Zusätzlich zum schmelzenden Lebensraum wird die Klimakrise für Eisbären noch in anderer Hinsicht herausfordernd: Ein US-amerikanisches Forschungsteam kommt zu dem Schluss, dass sich die Tiere immer häufiger mit Krankheitserregern infizieren.
Für eine im Fachjournal "PLOS One" erschienene Studie analysierten Forscherinnen und Forscher um Karyn Rode vom U.S. Geological Survey in Anchorage (US-Bundesstaat Alaska) Blutproben von Eisbären und suchten nach Antikörpern gegen sechs verschiedene Erreger - darunter der Parasit Toxoplasma gondii oder das Hundestaupevirus CDV.
Die Proben von der Eisbärenpopulation in der Tschuktschensee, einem Teil des arktischen Ozeans zwischen Alaska und Sibirien, stammen aus zwei Zeitspannen: von 1987 bis 1994 und von 2008 bis 2017.
Im Vergleich zum früheren Zeitraum traten fünf der sechs Erreger in den Blutproben ab 2008 häufiger auf.
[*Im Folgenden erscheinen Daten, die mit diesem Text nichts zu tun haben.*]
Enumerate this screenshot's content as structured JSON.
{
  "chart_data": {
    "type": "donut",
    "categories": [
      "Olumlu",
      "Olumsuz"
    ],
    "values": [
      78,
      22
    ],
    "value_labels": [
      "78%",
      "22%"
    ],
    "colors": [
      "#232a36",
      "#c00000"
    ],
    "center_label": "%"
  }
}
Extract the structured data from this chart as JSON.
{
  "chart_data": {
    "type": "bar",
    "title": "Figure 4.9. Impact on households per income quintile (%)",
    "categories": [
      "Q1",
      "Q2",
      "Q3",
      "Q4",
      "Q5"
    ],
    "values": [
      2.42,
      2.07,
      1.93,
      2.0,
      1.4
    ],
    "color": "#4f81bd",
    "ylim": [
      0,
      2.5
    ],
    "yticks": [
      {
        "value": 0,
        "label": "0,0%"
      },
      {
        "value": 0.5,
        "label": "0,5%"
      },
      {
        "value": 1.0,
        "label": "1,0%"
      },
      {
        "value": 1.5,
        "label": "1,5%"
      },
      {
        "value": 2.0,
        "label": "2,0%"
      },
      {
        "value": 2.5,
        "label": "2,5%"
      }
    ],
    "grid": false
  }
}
Die Infektionszahlen für drei der Erreger hatten sich sogar mehr als verdoppelt. Eisbärenweibchen waren im Schnitt stärker betroffen als Männchen. Möglicherweise weil in dieser Region viele von ihnen die Schwangerschaft auf dem Festland verbringen, vermuten die Forschenden. Auch Unterschiede in bevorzugten Beutetieren hätten wohl Einfluss darauf, in welchem Ausmaß die Tiere den einzelnen Erregern ausgesetzt sind.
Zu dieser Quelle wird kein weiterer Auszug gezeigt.